There are drawbacks of course. The viewer would have to have the program and the virtual set on their computer and that is a barrier to entry. For it to be a rich environment, you’d probably end up with at least 500 MB of data to download. The highest quality game engine to base the viewer program on is probably the one that Id Software has developed for Doom III and the license for that would probably be around half a million dollars so the viewing software would have to be sold unless it was subsidized.
Along with the wicked game engine comes wicked hardware requirements… but that is only by todays standards. A year from now, todays fast game rigs will be middle of the road systems and the year after that they will be entry level stuff.
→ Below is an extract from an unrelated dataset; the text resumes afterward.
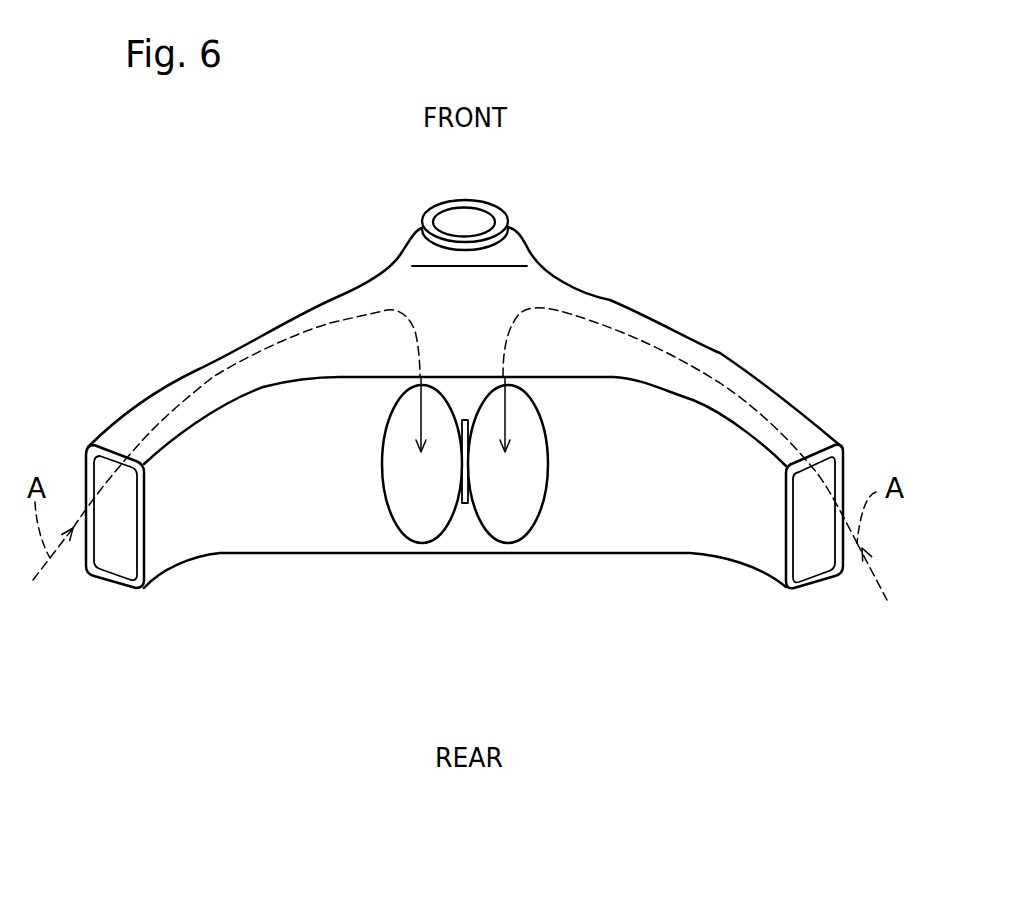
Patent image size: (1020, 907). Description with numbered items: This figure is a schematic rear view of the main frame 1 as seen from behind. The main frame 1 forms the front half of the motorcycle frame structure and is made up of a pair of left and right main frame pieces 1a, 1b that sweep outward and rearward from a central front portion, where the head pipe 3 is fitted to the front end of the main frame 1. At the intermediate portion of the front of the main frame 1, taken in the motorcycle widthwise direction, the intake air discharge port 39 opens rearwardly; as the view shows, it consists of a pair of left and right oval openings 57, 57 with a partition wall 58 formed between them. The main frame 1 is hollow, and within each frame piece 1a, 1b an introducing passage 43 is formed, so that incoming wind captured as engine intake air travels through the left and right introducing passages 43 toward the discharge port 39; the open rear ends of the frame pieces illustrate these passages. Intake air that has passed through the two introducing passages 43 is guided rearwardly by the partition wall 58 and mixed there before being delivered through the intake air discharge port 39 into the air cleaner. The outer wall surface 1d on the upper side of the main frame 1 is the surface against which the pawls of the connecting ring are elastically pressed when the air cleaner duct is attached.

As well, the game engines degrade gracefully depending on your hardware. If you have a high end VoodooPC, you are going to get the most out of the video but if you are using a yeoman Dell system you will get less detail, simpler lighting and more jagged graphics… but you’d still get the picture.
(Hey Carmack, how about tweaking the next engine for a more cinematic work? An optimized setting that works at 24 fps with a modicum of motion blur, depth of field blur and more control over the “camera” would lead to some sweet machinima even if my greenstreaming idea isn’t embraced.)
The benefits for all parties involved are clear though. The end viewer gets an image of much higher quality than they could otherwise get. The makers of the game engine could have another revenue stream. The companies that host and stream the video could deliver four times as much content over their existing infrastructure. The content providers wouldn’t have to put up with the severe degradation of their product just to get it out there.
And is it my imagination or are my blog entries looking more like articles? I think that may be the way I’m going with this but I should probably put a few more interstitial postings that are short and sweet so that the blog isn’t quite so… heavy.